Published online Apr 15, 2021. doi: 10.4239/wjd.v12.i4.344
Peer-review started: January 11, 2021
First decision: January 24, 2021
Revised: January 31, 2021
Accepted: March 24, 2021
Article in press: March 24, 2021
Published online: April 15, 2021
During the last two decades, there have been several reports of an increasing incidence of type 2 diabetes mellitus (T2DM) in children and adolescents, especially among those belonging to minority ethnic groups. This trend, which parallels the increases in prevalence and degree of pediatric obesity, has caused great concern, even though T2DM remains a relatively rare disease in children. Youth T2DM differs not only from type 1 diabetes in children, from which it is sometimes difficult to differentiate, but also from T2DM in adults, since it appears to be an aggressive disease with rapidly progressive β-cell decline, high treatment failure rate, and accelerated development of complications. Despite the recent research, many aspects of youth T2DM still remain unknown, regarding both its pathophysiology and risk factor contribution, and its optimal management and prevention. Current management approaches include lifestyle changes, such as improved diet and increased physical activity, together with pharmacological interventions, including metformin, insulin, and the recently approved glucagon-like peptide-1 analog liraglutide. What is more important for everyone to realize though, from patients, families and physicians to schools, health services and policy-makers alike, is that T2DM is a largely preventable disease that will be addressed effectively only if its major contributor (i.e., pediatric obesity) is confronted and prevented at every possible stage of life, from conception until adulthood. Therefore, relevant comprehensive, coordinated, and innovative strategies are urgently needed.

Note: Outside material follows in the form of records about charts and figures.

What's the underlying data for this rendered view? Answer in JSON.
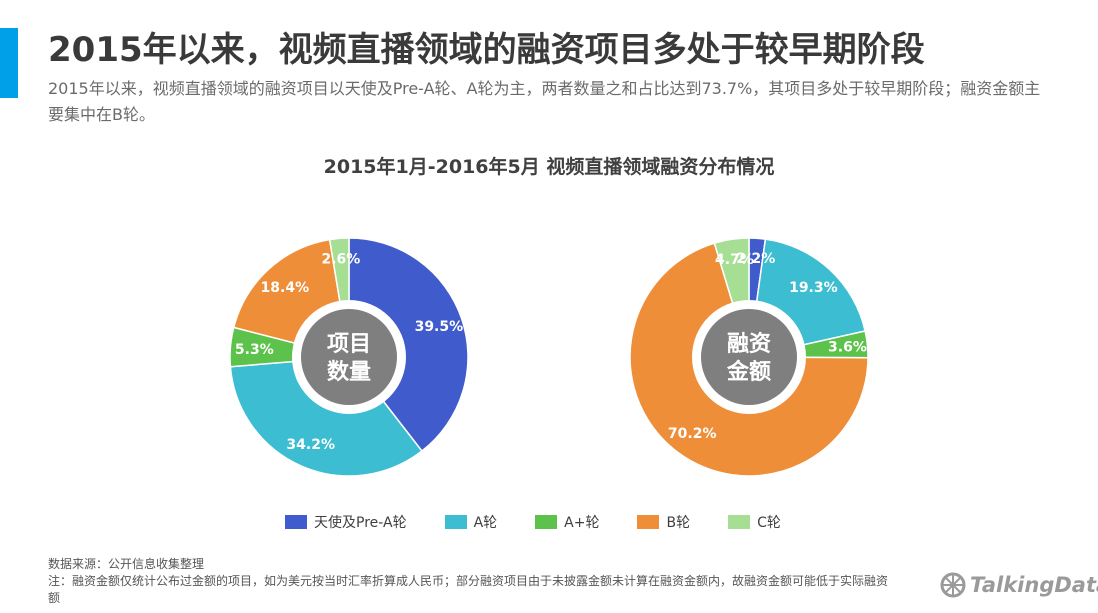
{
  "page": {
    "title": "2015年以来，视频直播领域的融资项目多处于较早期阶段",
    "subtitle": "2015年以来，视频直播领域的融资项目以天使及Pre-A轮、A轮为主，两者数量之和占比达到73.7%，其项目多处于较早期阶段；融资金额主要集中在B轮。",
    "footnote_source": "数据来源：公开信息收集整理",
    "footnote_note": "注：融资金额仅统计公布过金额的项目，如为美元按当时汇率折算成人民币；部分融资项目由于未披露金额未计算在融资金额内，故融资金额可能低于实际融资额",
    "logo_text": "TalkingData",
    "accent_color": "#00a0e9"
  },
  "chart_data": {
    "title": "2015年1月-2016年5月  视频直播领域融资分布情况",
    "type": "pie",
    "categories": [
      "天使及Pre-A轮",
      "A轮",
      "A+轮",
      "B轮",
      "C轮"
    ],
    "colors": [
      "#3f5bcc",
      "#3dbdd1",
      "#5cc24c",
      "#ef8e39",
      "#a6de94"
    ],
    "legend_position": "bottom",
    "charts": [
      {
        "center_label": [
          "项目",
          "数量"
        ],
        "values": [
          39.5,
          34.2,
          5.3,
          18.4,
          2.6
        ],
        "labels": [
          "39.5%",
          "34.2%",
          "5.3%",
          "18.4%",
          "2.6%"
        ]
      },
      {
        "center_label": [
          "融资",
          "金额"
        ],
        "values": [
          2.2,
          19.3,
          3.6,
          70.2,
          4.7
        ],
        "labels": [
          "2.2%",
          "19.3%",
          "3.6%",
          "70.2%",
          "4.7%"
        ]
      }
    ]
  }
}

Core Tip: Type 2 diabetes mellitus (T2DM) incidence has increased among children and adolescents during the last two decades, especially for minority groups. Youth T2DM is an aggressive disease, associated with high treatment failure rate and early complications. It can be differentiated from type 1 diabetes in obese youth presenting with hyperglycemia, by using both clinical and laboratory clues. T2DM management is based upon the combined application of lifestyle interventions and pharmacological treatments. Nevertheless, prevention seems to be the only way to effectively deal with this disease and this requires preventing pediatric obesity starting as early as before birth and extending throughout childhood.